In quest’unico caso i tavoli erano distanziati di almeno due metri, anziché uno. Si dirà: avevano spazio. Certo, avevano spazio; ma in ogni caso hanno dovuto rinunciare a un certo numero di posti a sedere.

La cameriera che ci ha accolti – oltre alla cordialità e al dimostrare il benvenuto a clienti che tornavano a mangiare nel locale – ci ha subito messi a nostro agio. E ci ha spiegato che avevamo il detergente in boccetta a nostra disposizione e da portarci a casa. Ci ha detto che c’era il menù scritto su un foglio, che avrebbe poi stracciato; oppure che potevamo usare il “QR code” leggibile sul tavolo attraverso lo smartphone. L’olio extravergine di oliva era poi servito in minuscole bottiglie da portarci a casa: usa sorta di “regalino” quanto mai gradito. Ma anche il modo per promuovere un olio di qualità e di produzione locale.

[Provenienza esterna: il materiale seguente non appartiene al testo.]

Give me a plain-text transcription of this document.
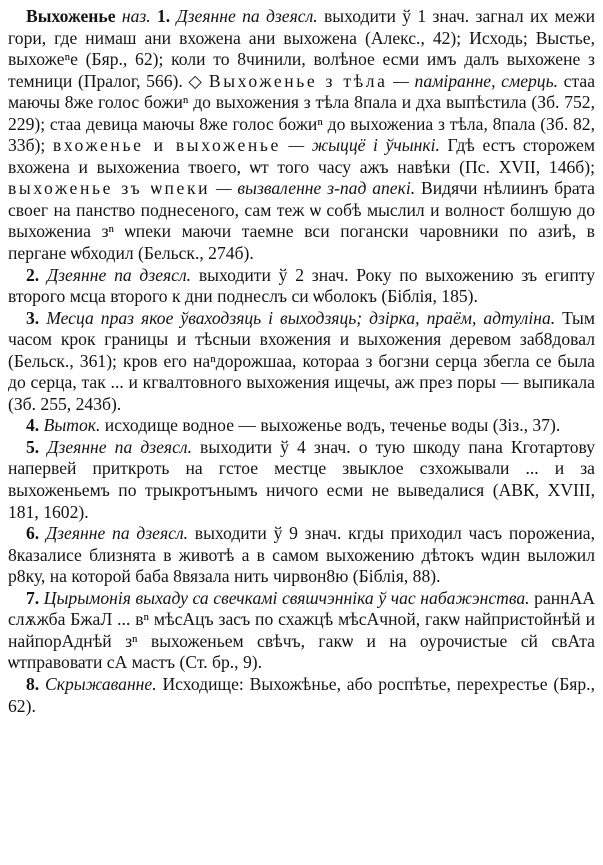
Выхоженье наз. 1. Дзеянне па дзеясл. выходити ў 1 знач. загнал их межи гори, где нимаш ани вхожена ани выхожена (Алекс., 42); Исходь; Выстье, выхожeⁿе (Бяр., 62); коли то 8чинили, волѣное есми имъ далъ выхожене з темници (Пралог, 566). ◇ Выхоженье з тѣла — паміранне, смерць. стаа маючы 8же голос божиⁿ до выхожения з тѣла 8пала и дха выпѣстила (Зб. 752, 229); стаа девица маючы 8же голос божиⁿ до выхожениа з тѣла, 8пала (Зб. 82, 33б); вхоженье и выхоженье — жыццё і ўчынкі. Гдѣ естъ сторожем вхожена и выхожениа твоего, ѡт того часу ажъ навѣки (Пс. XVII, 146б); выхоженье зъ ѡпеки — вызваленне з-пад апекі. Видячи нѣлиинъ брата своег на панство поднесеного, сам теж ѡ собѣ мыслил и волност болшую до выхожениа зⁿ ѡпеки маючи таемне вси погански чаровники по азиѣ, в пергане ѡбходил (Бельск., 274б).

2. Дзеянне па дзеясл. выходити ў 2 знач. Року по выхожению зъ египту второго мсца второго к дни поднеслъ си ѡболокъ (Біблія, 185).

3. Месца праз якое ўваходзяць і выходзяць; дзірка, праём, адтуліна. Тым часом крок границы и тѣсныи вхожения и выхожения деревом заб8довал (Бельск., 361); кров его наⁿдорожшаа, котораа з богзни серца збегла се была до серца, так ... и кгвалтовного выхожения ищечы, аж през поры — выпикала (Зб. 255, 243б).

4. Выток. исходище водное — выхоженье водъ, теченье воды (Зіз., 37).

5. Дзеянне па дзеясл. выходити ў 4 знач. о тую шкоду пана Кготартову напервей приткроть на гстое местце звыклое сзхожывали ... и за выхоженьемъ по трыкротънымъ ничого есми не выведалися (АВК, XVIII, 181, 1602).

6. Дзеянне па дзеясл. выходити ў 9 знач. кгды приходил часъ порожениа, 8казалисе близнята в животѣ а в самом выхожению дѣтокъ ѡдин выложил р8ку, на которой баба 8вязала нить чирвон8ю (Біблія, 88).

7. Цырымонія выхаду са свечкамі свяшчэнніка ў час набажэнства. раннАА слѫжба БжаЛ ... вⁿ мѣсАцъ засъ по схажцѣ мѣсАчной, гакѡ найпристойнѣй и найпорАднѣй зⁿ выхоженьем свѣчъ, гакѡ и на оурочистые сй свАта ѡтправовати сА мастъ (Ст. бр., 9).

8. Скрыжаванне. Исходище: Выхожѣнье, або роспѣтье, перехрестье (Бяр., 62).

Quanto al menù, a una riduzione del numero dei piatti rispetto a prima del Coronavirus ha corrisposto una maggiore attenzione ai prodotti del territorio e alla qualità degli ingredienti. Della serie: non hai più dieci primi, una dozzina di secondi e sei dessert fra cui scegliere; ne hai la metà. Ma quella metà è fatta di piatti curati nel gusto e nella freschezza.

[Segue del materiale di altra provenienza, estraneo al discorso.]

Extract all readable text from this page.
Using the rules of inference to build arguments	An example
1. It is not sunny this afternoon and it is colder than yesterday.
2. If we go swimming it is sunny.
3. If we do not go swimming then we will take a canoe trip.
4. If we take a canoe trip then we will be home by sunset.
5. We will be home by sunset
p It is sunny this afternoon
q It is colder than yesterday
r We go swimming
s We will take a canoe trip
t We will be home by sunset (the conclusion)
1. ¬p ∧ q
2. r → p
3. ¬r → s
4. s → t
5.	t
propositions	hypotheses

Dalla carta dei vini erano sparite le etichette di altre regioni d’Italia. E la lista, ridotta ma di alto profilo a prezzi congrui, si concentrava sulle piccole cantine della zona in cui ci trovavamo.

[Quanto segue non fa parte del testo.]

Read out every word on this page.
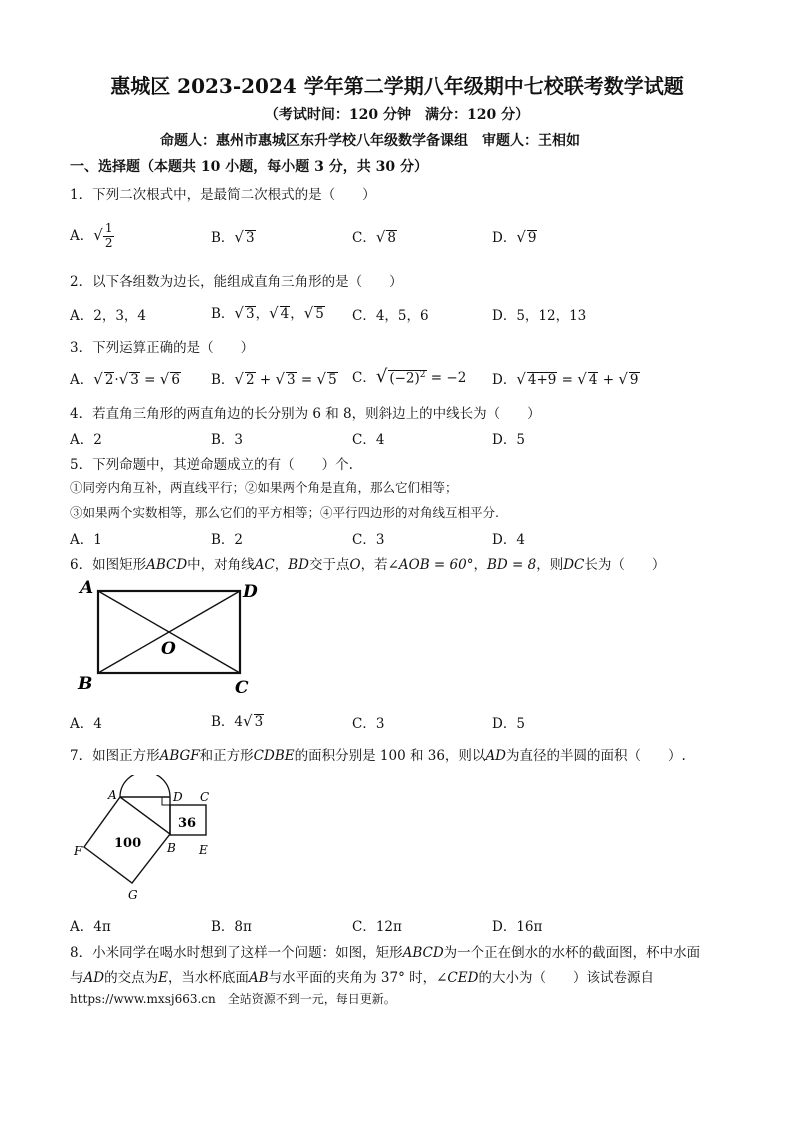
惠城区 2023-2024 学年第二学期八年级期中七校联考数学试题
（考试时间：120 分钟　满分：120 分）
命题人：惠州市惠城区东升学校八年级数学备课组　审题人：王相如
一、选择题（本题共 10 小题，每小题 3 分，共 30 分）
1．下列二次根式中，是最简二次根式的是（　　）
A．√ $\frac{1}{2}$	B．√ 3	C．√ 8	D．√ 9
2．以下各组数为边长，能组成直角三角形的是（　　）
A．2，3，4	B．√ 3，√ 4，√ 5 C．4，5，6	D．5，12，13
3．下列运算正确的是（　　）
A．√ 2·√ 3 = √ 6 B．√ 2 + √ 3 = √ 5 C．√ $(-2)^2 = -2$ D．√ 4+9 = √ 4 + √ 9
4．若直角三角形的两直角边的长分别为 6 和 8，则斜边上的中线长为（　　）
A．2	B．3	C．4	D．5
5．下列命题中，其逆命题成立的有（　　）个.
①同旁内角互补，两直线平行；②如果两个角是直角，那么它们相等；
③如果两个实数相等，那么它们的平方相等；④平行四边形的对角线互相平分.
A．1	B．2	C．3	D．4
6．如图矩形ABCD中，对角线AC，BD交于点O，若∠AOB = 60°，BD = 8，则DC长为（　　）
A	D
B	C
O
A．4	B．4√ 3	C．3	D．5
7．如图正方形ABGF和正方形CDBE的面积分别是 100 和 36，则以AD为直径的半圆的面积（　　）.
A	D C
B E
F
G
100
36
A．4π	B．8π	C．12π	D．16π
8．小米同学在喝水时想到了这样一个问题：如图，矩形ABCD为一个正在倒水的水杯的截面图，杯中水面
与AD的交点为E，当水杯底面AB与水平面的夹角为 37° 时，∠CED的大小为（　　）该试卷源自
https://www.mxsj663.cn　全站资源不到一元，每日更新。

Un tavolo al centro del locale a un certo punto ha ospitato una decina di persone, con bambini, di due famiglie diverse. Sono stati collocati in un tavolo che un tempo sarebbe stato per 14 clienti: facendone accomodare solo dieci, il ristorante ha consentito il rispetto della distanza di un metro fra commensali, ma senza ostentare questo “distanziamento fisico”. Anzi, trasmettendo l’idea che più si sta larghi e meglio si mangia, senza privarsi della conversazione.

La cameriera che ci serviva mi ha spiegato che i titolari avevano organizzato incontri formativi con esperti di sicurezza alimentare e anti-Covid; e con esperti di tecnica di accoglienza del cliente. Da parte sua, l’accesso al sito (via smartphone) del ristorante ha consentito di pregustare i piatti in anteprima, in fotografia, con una presentazione degli ingredienti.

Quella trattoria aveva colto l’occasione del Coronavirus per rifare il sito web del locale e per promuoversi nei confronti dei clienti. Chi voleva, poteva lasciare l’email per iscriversi alla newsletter del locale; e per essere informato sui servizi offerti ai clienti, fra cui quello del takeaway e della consegna di alcune pietanze a domicilio.

Nei bagni, puliti e accoglienti, ho trovato in evidenza il dispenser con il disinfettante. L’invito era di usarlo per migliorare l’igiene personale nel gustare i cibi al tavolo. Infine, il pagamento è stato fatto con moneta elettronica; e al tavolo.

Quali conclusione trarre? Che alcuni ristoratori (ma anche titolari di bar e pizzerie) hanno subìto – come si subisce una tempesta malefica – le nuove regole anti-Covid, senza coglierne il valore di rassicurazione e “cura” del cliente. Sono ristoratori che non hanno approfittato del bisogno di rassicurazione del cliente per creare una relazione duratura. E non hanno approfittato di questa fase di maggiore digitalizzazione, per impostare una diversa comunicazione online: non hanno offerto al cliente un miglior modo di informarsi; e non hanno consentito al locale di promuoversi al meglio. Sono rimasti al palo. Fermi al passato.

Uno è il punto dirimente, per i ristoranti che si sono presentati alla ripartenza. E uno è il nodo focale anche per intercettare i turisti che verranno. Ovvero l’accoglienza, la cura e i servizi al cliente sul piano della salubrità degli alimenti, della sicurezza personale rispetto a contagi, della cura e rassicurazione del cliente. E di una comunicazione, sul piano personale e su quello online, che mostri quanto il cliente – nella sua umanità e nei suoi sentimenti – sia al centro del lavoro e della professionalità di un ristoratore, titolare di pizzeria o tenutario di un bar.  

Il servizio di ristorazione (ma non solo); la comunicazione; il marketing dei servizi – come sottolinea Jeena Cucciniello nel blog Brand Journalist – non possono essere che a “misura di persona”. Solo così trattorie, bar, ristoranti e pizzerie possono pensare di essere pronti ad accogliere – con una esperienza memorabile – i turisti che verranno.